IOHunter: Graph Foundation Model to Uncover Online Information Operations
This work addresses the challenge of identifying malicious actors manipulating public opinion online, with incremental improvements in detection methods for social media platforms.
The paper tackles the problem of detecting users orchestrating information operations on social media by introducing IOHunter, a framework combining Language Models and Graph Neural Networks, which achieves state-of-the-art performance across multiple influence campaigns from six countries.

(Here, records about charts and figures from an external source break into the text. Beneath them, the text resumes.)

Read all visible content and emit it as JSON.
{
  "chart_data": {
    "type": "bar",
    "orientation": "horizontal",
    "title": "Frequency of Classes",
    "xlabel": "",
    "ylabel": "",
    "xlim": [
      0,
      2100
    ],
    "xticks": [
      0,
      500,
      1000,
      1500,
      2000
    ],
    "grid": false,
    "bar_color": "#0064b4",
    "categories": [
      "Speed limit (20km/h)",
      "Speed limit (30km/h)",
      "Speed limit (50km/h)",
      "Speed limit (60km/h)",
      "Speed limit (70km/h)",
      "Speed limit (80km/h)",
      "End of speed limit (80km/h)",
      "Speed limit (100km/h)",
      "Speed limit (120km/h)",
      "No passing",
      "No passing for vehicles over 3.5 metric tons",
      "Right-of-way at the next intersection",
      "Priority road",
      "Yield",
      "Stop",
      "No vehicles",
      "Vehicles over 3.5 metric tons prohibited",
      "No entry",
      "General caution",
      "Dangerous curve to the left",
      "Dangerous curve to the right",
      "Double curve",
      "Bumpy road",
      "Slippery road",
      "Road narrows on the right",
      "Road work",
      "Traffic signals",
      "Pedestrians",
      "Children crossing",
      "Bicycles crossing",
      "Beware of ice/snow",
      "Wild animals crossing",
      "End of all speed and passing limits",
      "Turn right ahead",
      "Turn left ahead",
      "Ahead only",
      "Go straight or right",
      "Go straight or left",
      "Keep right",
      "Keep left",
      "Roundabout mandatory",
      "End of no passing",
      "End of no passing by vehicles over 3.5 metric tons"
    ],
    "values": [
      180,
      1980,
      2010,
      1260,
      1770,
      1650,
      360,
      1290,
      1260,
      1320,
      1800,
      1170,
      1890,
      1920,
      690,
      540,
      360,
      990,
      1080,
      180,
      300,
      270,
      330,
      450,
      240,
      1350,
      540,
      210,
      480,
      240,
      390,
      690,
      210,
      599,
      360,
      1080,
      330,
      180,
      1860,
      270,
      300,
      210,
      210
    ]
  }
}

Social media platforms have become vital spaces for public discourse, serving as modern agoràs where a wide range of voices influence societal narratives. However, their open nature also makes them vulnerable to exploitation by malicious actors, including state-sponsored entities, who can conduct information operations (IOs) to manipulate public opinion. The spread of misinformation, false news, and misleading claims threatens democratic processes and societal cohesion, making it crucial to develop methods for the timely detection of inauthentic activity to protect the integrity of online discourse. In this work, we introduce a methodology designed to identify users orchestrating information operations, a.k.a. IO drivers, across various influence campaigns. Our framework, named IOHunter, leverages the combined strengths of Language Models and Graph Neural Networks to improve generalization in supervised, scarcely-supervised, and cross-IO contexts. Our approach achieves state-of-the-art performance across multiple sets of IOs originating from six countries, significantly surpassing existing approaches. This research marks a step toward developing Graph Foundation Models specifically tailored for the task of IO detection on social media platforms.